Other issues include arbitrary detention by the Chinese government; physical attacks on and the criminal prosecution of journalists, lawyers, petitioners, and their family members; severe restrictions on religious freedom; the forcible return of asylum seekers to North Korea, where they have a well-founded fear of persecution; and official repression of the freedom of speech, religion, movement, association, and assembly in Tibet, according to the report.
China says it is running a deradicalization program and that the camps are vocational training centers to teach people about the law and the Mandarin language. Chinese authorities said Tuesday that the camps in Xinjiang will "gradually disappear" if a time arises when "society does not need them."
Samuel Brownback, the U.S. ambassador for religious freedom, said Friday during a speech in Hong Kong that China's detentions are not proportionate to any real threat it faces from extremism.

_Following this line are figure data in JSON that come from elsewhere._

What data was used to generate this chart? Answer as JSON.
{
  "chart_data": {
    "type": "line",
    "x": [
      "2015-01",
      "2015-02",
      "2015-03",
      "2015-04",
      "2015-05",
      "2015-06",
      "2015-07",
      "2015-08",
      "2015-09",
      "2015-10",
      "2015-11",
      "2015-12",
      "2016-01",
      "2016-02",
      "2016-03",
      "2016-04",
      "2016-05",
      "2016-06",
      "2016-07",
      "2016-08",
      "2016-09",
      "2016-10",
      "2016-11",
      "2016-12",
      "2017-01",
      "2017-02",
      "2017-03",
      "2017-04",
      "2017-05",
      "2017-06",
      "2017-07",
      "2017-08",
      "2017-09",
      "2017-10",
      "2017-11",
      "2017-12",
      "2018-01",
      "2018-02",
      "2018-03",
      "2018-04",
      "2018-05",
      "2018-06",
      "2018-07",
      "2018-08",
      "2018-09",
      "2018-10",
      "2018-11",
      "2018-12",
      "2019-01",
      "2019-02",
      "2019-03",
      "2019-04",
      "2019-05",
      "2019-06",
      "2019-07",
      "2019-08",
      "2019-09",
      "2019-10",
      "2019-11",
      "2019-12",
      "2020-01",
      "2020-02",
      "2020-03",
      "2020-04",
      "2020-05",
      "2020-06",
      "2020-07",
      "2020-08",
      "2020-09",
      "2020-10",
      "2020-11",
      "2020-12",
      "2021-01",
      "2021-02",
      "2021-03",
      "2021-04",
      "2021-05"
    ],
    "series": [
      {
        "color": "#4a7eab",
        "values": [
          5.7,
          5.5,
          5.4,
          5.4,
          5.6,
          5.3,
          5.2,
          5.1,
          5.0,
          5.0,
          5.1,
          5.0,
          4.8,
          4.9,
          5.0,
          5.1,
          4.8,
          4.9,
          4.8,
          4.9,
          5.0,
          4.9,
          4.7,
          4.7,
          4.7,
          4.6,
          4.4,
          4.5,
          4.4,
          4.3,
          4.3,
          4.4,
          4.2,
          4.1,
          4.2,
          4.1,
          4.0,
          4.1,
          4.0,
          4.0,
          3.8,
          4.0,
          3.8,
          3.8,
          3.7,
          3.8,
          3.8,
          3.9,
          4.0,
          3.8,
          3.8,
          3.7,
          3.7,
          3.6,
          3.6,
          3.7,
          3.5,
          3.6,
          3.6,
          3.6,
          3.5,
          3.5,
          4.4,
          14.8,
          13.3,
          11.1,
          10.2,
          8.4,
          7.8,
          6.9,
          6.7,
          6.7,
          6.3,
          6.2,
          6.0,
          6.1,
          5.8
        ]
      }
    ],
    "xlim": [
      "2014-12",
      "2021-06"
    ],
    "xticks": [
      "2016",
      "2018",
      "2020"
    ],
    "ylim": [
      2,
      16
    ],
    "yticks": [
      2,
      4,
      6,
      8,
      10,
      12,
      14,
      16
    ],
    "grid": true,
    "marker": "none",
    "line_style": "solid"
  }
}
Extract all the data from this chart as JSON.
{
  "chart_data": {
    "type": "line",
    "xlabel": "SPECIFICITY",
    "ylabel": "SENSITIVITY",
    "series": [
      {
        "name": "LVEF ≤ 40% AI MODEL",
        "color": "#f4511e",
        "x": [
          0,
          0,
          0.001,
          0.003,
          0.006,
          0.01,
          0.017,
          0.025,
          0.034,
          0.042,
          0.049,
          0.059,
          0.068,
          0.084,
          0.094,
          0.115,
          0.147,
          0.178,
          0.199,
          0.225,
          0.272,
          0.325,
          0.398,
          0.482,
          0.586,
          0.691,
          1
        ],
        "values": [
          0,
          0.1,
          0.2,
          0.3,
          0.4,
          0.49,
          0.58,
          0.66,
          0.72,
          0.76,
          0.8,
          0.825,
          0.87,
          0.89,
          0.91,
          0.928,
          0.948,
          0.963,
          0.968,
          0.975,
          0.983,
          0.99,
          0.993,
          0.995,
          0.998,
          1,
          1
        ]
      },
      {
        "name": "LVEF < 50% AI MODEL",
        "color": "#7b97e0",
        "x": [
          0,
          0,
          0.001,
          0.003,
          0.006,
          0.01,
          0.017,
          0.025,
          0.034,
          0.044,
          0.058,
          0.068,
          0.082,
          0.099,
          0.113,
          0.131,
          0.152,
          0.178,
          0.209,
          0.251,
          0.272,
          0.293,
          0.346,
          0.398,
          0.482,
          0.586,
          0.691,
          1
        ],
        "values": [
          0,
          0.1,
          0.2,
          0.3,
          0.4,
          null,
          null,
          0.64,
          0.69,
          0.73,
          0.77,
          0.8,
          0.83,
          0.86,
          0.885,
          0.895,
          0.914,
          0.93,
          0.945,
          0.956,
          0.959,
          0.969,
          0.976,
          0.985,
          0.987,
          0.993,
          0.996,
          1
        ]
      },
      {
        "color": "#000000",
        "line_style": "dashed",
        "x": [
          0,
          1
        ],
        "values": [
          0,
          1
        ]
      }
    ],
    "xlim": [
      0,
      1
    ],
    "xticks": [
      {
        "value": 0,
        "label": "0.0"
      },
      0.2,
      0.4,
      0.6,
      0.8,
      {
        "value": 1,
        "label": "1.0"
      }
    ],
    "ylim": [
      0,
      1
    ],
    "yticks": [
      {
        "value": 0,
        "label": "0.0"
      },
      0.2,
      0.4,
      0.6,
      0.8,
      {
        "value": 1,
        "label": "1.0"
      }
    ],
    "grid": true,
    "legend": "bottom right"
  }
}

"China is not solving a terrorist problem by forcibly moving women, children, the elderly, and the highly educated intelligentsia into mass detention centers and internment camps. Instead, they are creating one," he said.
U.S. lawmakers are pressuring the Trump administration to take stronger actions against China. The House Foreign Affairs Committee told Pompeo last week it "appears the administration has taken no meaningful action" on the matter.
Pompeo said the administration is considering sanctions against Chinese officials responsible for rights abuses against the Uighurs in Xinjiang.